Considérant en droit :
1. L'absence de dénomination du recours ne saurait nuire aux recourants si leur acte répond aux exigences de la voie de droit à disposition (cf. quant à la désignation erronée de la voie de droit: ATF 138 I 367 consid. 1.1 p. 369 s.).
1.1. D'après l'art. 83 let. c ch. 2 LTF, le recours en matière de droit public est irrecevable contre les décisions relatives à une autorisation de droit des étrangers à laquelle ni le droit fédéral ni le droit international ne donnent droit. Selon la jurisprudence, il suffit, sous l'angle de la recevabilité, qu'il existe un droit potentiel à l'autorisation, étayé par une motivation soutenable, pour que cette clause d'exclusion ne s'applique pas et que, partant, la voie du recours en matière de droit public soit ouverte (cf. ATF 137 I 305 consid. 2.5 p. 315 s.; arrêt 2C_634/2016 du 4 mai 2017 consid. 1.1.1).
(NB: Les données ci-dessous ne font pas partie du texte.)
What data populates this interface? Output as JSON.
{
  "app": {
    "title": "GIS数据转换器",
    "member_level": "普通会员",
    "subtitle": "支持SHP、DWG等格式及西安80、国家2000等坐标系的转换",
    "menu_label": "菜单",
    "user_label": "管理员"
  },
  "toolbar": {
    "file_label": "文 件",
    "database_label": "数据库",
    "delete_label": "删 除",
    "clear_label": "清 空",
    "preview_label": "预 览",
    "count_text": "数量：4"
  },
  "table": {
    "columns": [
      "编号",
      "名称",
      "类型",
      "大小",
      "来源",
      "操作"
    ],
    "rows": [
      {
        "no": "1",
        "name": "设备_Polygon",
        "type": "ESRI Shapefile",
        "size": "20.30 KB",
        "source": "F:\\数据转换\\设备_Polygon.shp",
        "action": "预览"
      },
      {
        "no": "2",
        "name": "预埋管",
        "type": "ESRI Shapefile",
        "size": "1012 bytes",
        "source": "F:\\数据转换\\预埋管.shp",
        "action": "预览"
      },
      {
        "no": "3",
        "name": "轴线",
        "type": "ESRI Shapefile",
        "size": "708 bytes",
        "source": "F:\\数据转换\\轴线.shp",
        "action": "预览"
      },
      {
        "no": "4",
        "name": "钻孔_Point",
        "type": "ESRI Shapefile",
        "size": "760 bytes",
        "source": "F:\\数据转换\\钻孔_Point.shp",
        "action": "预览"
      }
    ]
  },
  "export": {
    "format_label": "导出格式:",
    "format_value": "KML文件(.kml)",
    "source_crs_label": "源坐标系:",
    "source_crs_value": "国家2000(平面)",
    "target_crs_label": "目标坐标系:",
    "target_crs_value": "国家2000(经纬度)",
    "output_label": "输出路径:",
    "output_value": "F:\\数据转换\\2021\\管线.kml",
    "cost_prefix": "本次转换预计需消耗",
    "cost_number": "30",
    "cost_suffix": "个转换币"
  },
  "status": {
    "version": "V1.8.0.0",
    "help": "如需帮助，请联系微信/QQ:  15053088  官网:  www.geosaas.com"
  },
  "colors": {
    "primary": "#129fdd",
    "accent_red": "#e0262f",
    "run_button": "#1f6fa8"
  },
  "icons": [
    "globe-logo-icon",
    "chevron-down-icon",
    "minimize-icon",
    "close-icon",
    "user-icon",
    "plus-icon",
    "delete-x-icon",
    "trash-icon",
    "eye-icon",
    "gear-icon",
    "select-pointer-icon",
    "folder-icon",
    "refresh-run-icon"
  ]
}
Le droit de séjour et d'accès à une activité économique est accordé aux ressortissants d'un Etat membre de la Communauté européenne conformément à l'ALCP (RS 0.142.112.681), dont les dispositions sont directement applicables (cf. ATF 134 II 10 consid. 2 p. 13; arrêt 2C_1061/2013 du 14 juillet 2015 consid. 1.2). Dans cette mesure, le motif d'irrecevabilité prévu à l'art. 83 let. c ch. 2 LTF ne leur est en principe pas opposable s'ils recourent contre une décision leur refusant le droit de séjourner en Suisse, sans toutefois que cela ne préjuge de l'issue du litige au fond (cf. ATF 131 II 339 consid. 1.2 p. 343 s.; arrêt 2C_587/2013 du 30 octobre 2013 consid. 1.2).
En l'occurrence, du moment que la recourante 1 est mariée à un ressortissant suisse, les art. 42 al. 1 LEtr (RS 142.20) et 8 CEDH sont potentiellement de nature à lui conférer un droit à une autorisation de séjour (cf. ATF 127 II 60 consid. 1d/aa p. 64 s.; arrêt 2C_317/2016 du 14 septembre 2016 consid. 1.1). En outre, en sa qualité de ressortissante britannique, elle peut en principe également prétendre à un titre de séjour en Suisse en vertu de l'ALCP, de sorte que le présent recours n'entre pas dans les motifs d'exclusion de l'art. 83 let. c ch. 2 LTF et que la voie du recours en matière de droit public est ouverte.
1.2. Aux termes de l'art. 89 al. 1 LTF, a qualité pour former un recours en matière de droit public quiconque a pris part à la procédure devant l'autorité précédente ou a été privé de la possibilité de le faire (let. a); est particulièrement atteint par la décision ou l'acte normatif attaqué (let. b); et a un intérêt digne de protection à son annulation ou à sa modification (let. c). En l'occurrence, si la recourante 1, destinataire de l'arrêt attaqué ayant un intérêt digne de protection à son annulation ou à sa modification, a la qualité pour recourir devant le Tribunal fédéral, il n'en va toutefois pas de même du recourant 2. Celui-ci n'a en effet pas pris part à la procédure devant l'autorité précédente et n'a en l'espèce aucunement expliqué en quoi il aurait été privé de la possibilité de le faire (cf. ATF 134 II 45 consid. 2.2.3 p. 48; cf. FLORENCE AUBRY GIRARDIN, in Commentaire de la LTF, Corboz et al. [éd.], 2e éd. 2014, n. 21 s. ad art. 89 LTF). Par conséquent, le recours est irrecevable en tant qu'il concerne le recourant 2.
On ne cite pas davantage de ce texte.